Atherothrombosis risk factors in patients with chronic obstructive pulmonary disease on oxygen therapy
DOI: 10.15343/0104-7809.20184203678695
Keywords:
Atherothrombosis. COPD. Oxygen therapy.Abstract
The objective of the study was to identify risk factors for atherothrombosis in patients with chronic obstructive pulmonary disease on oxygen therapy. 62 patients of the UFU-HC Home Care program were included. COPD was diagnosed through clinical aspects added with an altered spirometry (FEV1/FVC ≤ 0.7 post BD). The following risk factors for atherothrombosis were evaluated: body composition (body weight, BMI, WCI), fasting glucose, plasmatic lipid profile (TC, LDL-C, HDL-C and triglycerides), tobacco use disorder, sedentarism, rest blood pressure, 6-minute walk test, CRP, FEV1, rest HR, hypoxemia and Framingham score.
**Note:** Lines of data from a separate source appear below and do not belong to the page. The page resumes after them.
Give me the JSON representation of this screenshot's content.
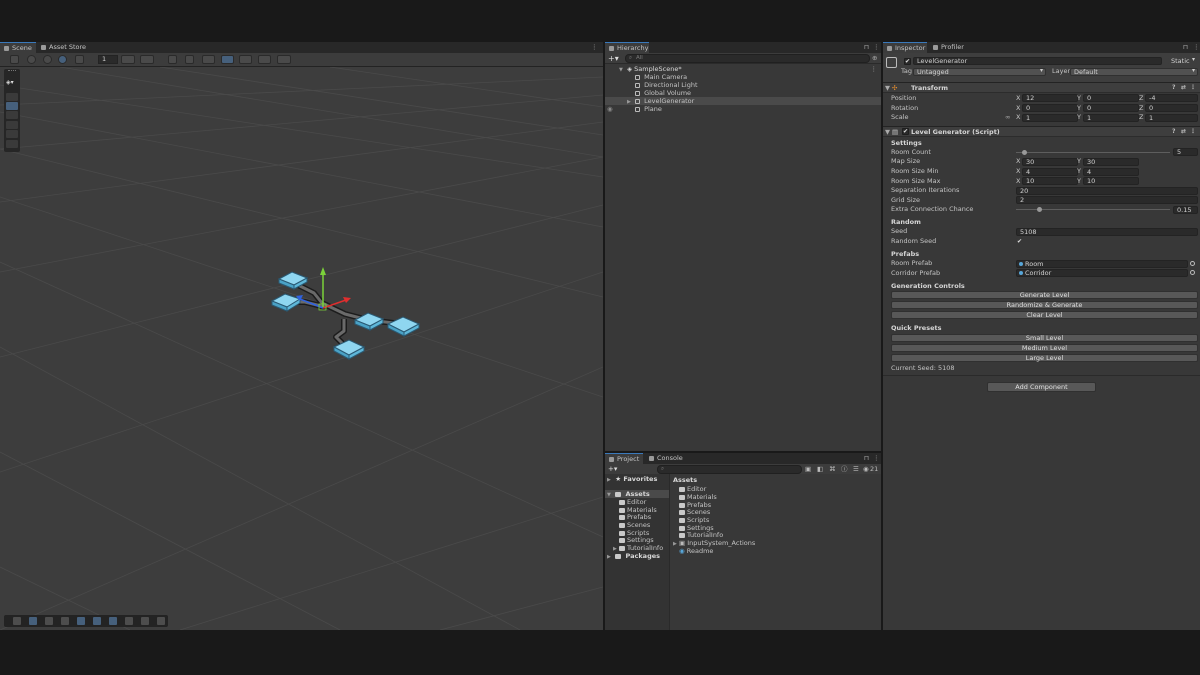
{
  "scene": {
    "tabs": [
      {
        "label": "Scene",
        "icon": "scene-icon"
      },
      {
        "label": "Asset Store",
        "icon": "asset-store-icon"
      }
    ],
    "grid_snap_value": "1"
  },
  "hierarchy": {
    "tab_label": "Hierarchy",
    "search_placeholder": "All",
    "items": [
      {
        "label": "SampleScene*",
        "icon": "unity-scene-icon"
      },
      {
        "label": "Main Camera",
        "icon": "gameobject-icon"
      },
      {
        "label": "Directional Light",
        "icon": "gameobject-icon"
      },
      {
        "label": "Global Volume",
        "icon": "gameobject-icon"
      },
      {
        "label": "LevelGenerator",
        "icon": "gameobject-icon"
      },
      {
        "label": "Plane",
        "icon": "gameobject-icon"
      }
    ]
  },
  "project": {
    "tabs": [
      "Project",
      "Console"
    ],
    "badge_count": "21",
    "sidebar": {
      "favorites": "Favorites",
      "assets": "Assets",
      "asset_folders": [
        "Editor",
        "Materials",
        "Prefabs",
        "Scenes",
        "Scripts",
        "Settings",
        "TutorialInfo"
      ],
      "packages": "Packages"
    },
    "breadcrumb": "Assets",
    "contents": [
      "Editor",
      "Materials",
      "Prefabs",
      "Scenes",
      "Scripts",
      "Settings",
      "TutorialInfo",
      "InputSystem_Actions",
      "Readme"
    ]
  },
  "inspector": {
    "tabs": [
      "Inspector",
      "Profiler"
    ],
    "object_name": "LevelGenerator",
    "static_label": "Static",
    "tag_label": "Tag",
    "tag_value": "Untagged",
    "layer_label": "Layer",
    "layer_value": "Default",
    "transform": {
      "title": "Transform",
      "position": {
        "label": "Position",
        "x": "12",
        "y": "0",
        "z": "-4"
      },
      "rotation": {
        "label": "Rotation",
        "x": "0",
        "y": "0",
        "z": "0"
      },
      "scale": {
        "label": "Scale",
        "x": "1",
        "y": "1",
        "z": "1"
      }
    },
    "script": {
      "title": "Level Generator (Script)",
      "settings_title": "Settings",
      "room_count": {
        "label": "Room Count",
        "value": "5",
        "fraction": 0.05
      },
      "map_size": {
        "label": "Map Size",
        "x": "30",
        "y": "30"
      },
      "room_size_min": {
        "label": "Room Size Min",
        "x": "4",
        "y": "4"
      },
      "room_size_max": {
        "label": "Room Size Max",
        "x": "10",
        "y": "10"
      },
      "separation_iterations": {
        "label": "Separation Iterations",
        "value": "20"
      },
      "grid_size": {
        "label": "Grid Size",
        "value": "2"
      },
      "extra_connection_chance": {
        "label": "Extra Connection Chance",
        "value": "0.15",
        "fraction": 0.15
      },
      "random_title": "Random",
      "seed": {
        "label": "Seed",
        "value": "5108"
      },
      "random_seed": {
        "label": "Random Seed",
        "checked": "✔"
      },
      "prefabs_title": "Prefabs",
      "room_prefab": {
        "label": "Room Prefab",
        "value": "Room"
      },
      "corridor_prefab": {
        "label": "Corridor Prefab",
        "value": "Corridor"
      },
      "generation_title": "Generation Controls",
      "generate_label": "Generate Level",
      "randomize_label": "Randomize & Generate",
      "clear_label": "Clear Level",
      "presets_title": "Quick Presets",
      "small_label": "Small Level",
      "medium_label": "Medium Level",
      "large_label": "Large Level",
      "current_seed": "Current Seed: 5108"
    },
    "add_component_label": "Add Component"
  },
  "colors": {
    "accent": "#3a79bb",
    "room_fill": "#8fd6f0",
    "selection_outline": "#f29a2e"
  }
}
The mean weight (kg) was 59.3 ± 15.3 with a BMI of 24.4 ± 5.5 and WHR of 1.0 ± 0.1. The risk factors: TC, LDL-C, triglycerides, fasting glucose, systemic BP and tobacco use disorder were equally distributed between the groups and only HDL-C was significantly lower in men. The Framingham score was higher and with statistically significant variation in men. The other variables were also equally distributed between men and women, except the FEV1, which was lower in men. It was concluded that men with COPD on oxygen therapy have a higher Framingham score than women. The lower HDL-C and FEV1 in men represents an elevated risk for atherothrombosis. Lower FEV1, higher CRP and hypoxemia were found in the studied population and represent risk factors for atherothrombosis.